Sofisticaciones
Richard Sennett, en El declive del hombre público dice, según la traducción de Gerardo Di Masso: “Sofisticación: en el siglo XVIII, tanto en Francia como en Inglaterra, la palabra era derogatoria; pero en el siglo XIX se transformó en un cumplido entre los burgueses. Denotaba a aquellos a quienes uno podía reconocer como bien educados o que tenían buenos modales, no obstante las barreras del idioma, las costumbres nacionales o la edad.” Esta ambigüedad o juego de contrasentidos semánticos, tan habitual en lenguas como la alemana, choca, sin embargo, con la univocidad del castellano. En este caso la regla admite una notable excepción.
La Real Academia en su Diccionario acepta acepciones encontradas de la citada palabra. Significa, a la vez, la verdadera y la falsa elegancia, el refinamiento auténtico y el fingido, la propiedad en el actuar y la falsedad. Conciliatoria, la definición más moderna se limita a decir que se trata de algo complicado, en especial referido a maquinarias. Pareciera que según la entonación con que digamos el vocablo se alterase su matización semántica.
Sofisticar, con matiz laudatorio o despectivo, significa, al menos, volver complejo o reconocer complejidad.
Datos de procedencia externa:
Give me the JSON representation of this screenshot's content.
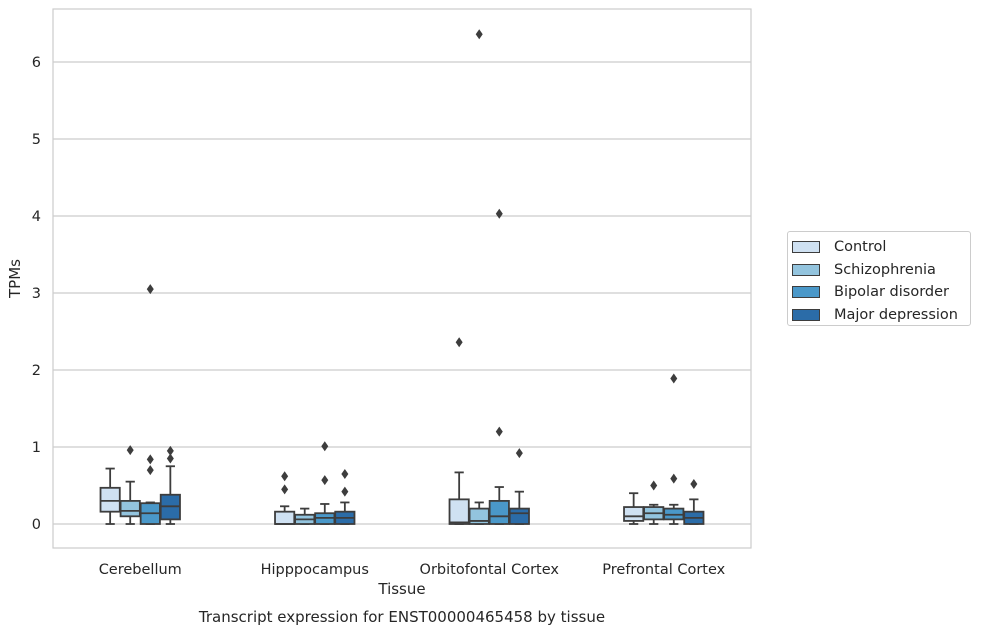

Es lógico que en el Setecientos, siglo clásico, racionalista e ilustrado, se buscase la sencillez, la claridad y la economía de recursos. La música de la época recoge estas líneas. El Ochocientos, en cambio, si convenimos en considerarlo romántico, privilegia la expresión de la subjetividad, el sacar a la superficie las oscuras intimidades, la sinceridad del arrebato. La burguesía se sofistica y se vuelve modosa pero el artista toma distancia de la sociedad, increpa, se estremece y hasta se enloquece.
Por distintos caminos, por la nitidez o el desafuero, la objetividad o el subjetivismo, la música de ambos siglos se dirigió a un público ideal sin limitaciones, a la humanidad. Y así lo comprobamos en los programas de conciertos y temporadas de ópera. La inmensa mayoría de nuestras preferencias vienen del pasado. Podríamos pensar, con Ortega y Gasset en La deshumanización del arte que los artistas del siglo XX, al menos quienes se caracterizan como tales, limitan el alcance de sus mensajes a los “suyos”, es decir que hacen un arte para artistas. Son sofisticados en el sentido de montar complicadas maquinarias, con lo cual entran también en el venerable diccionario académico.
Como se ve, he simplificado la historia de la música sin la menor sofisticación, hasta dejarla en los huesos del esquema. Otra cosa no me permite la brevedad de este espacio. Me marcho silbando lo que corresponde, la ondulante, glamurosa y acariciante melodía de Duke Ellington, Dama sofisticada.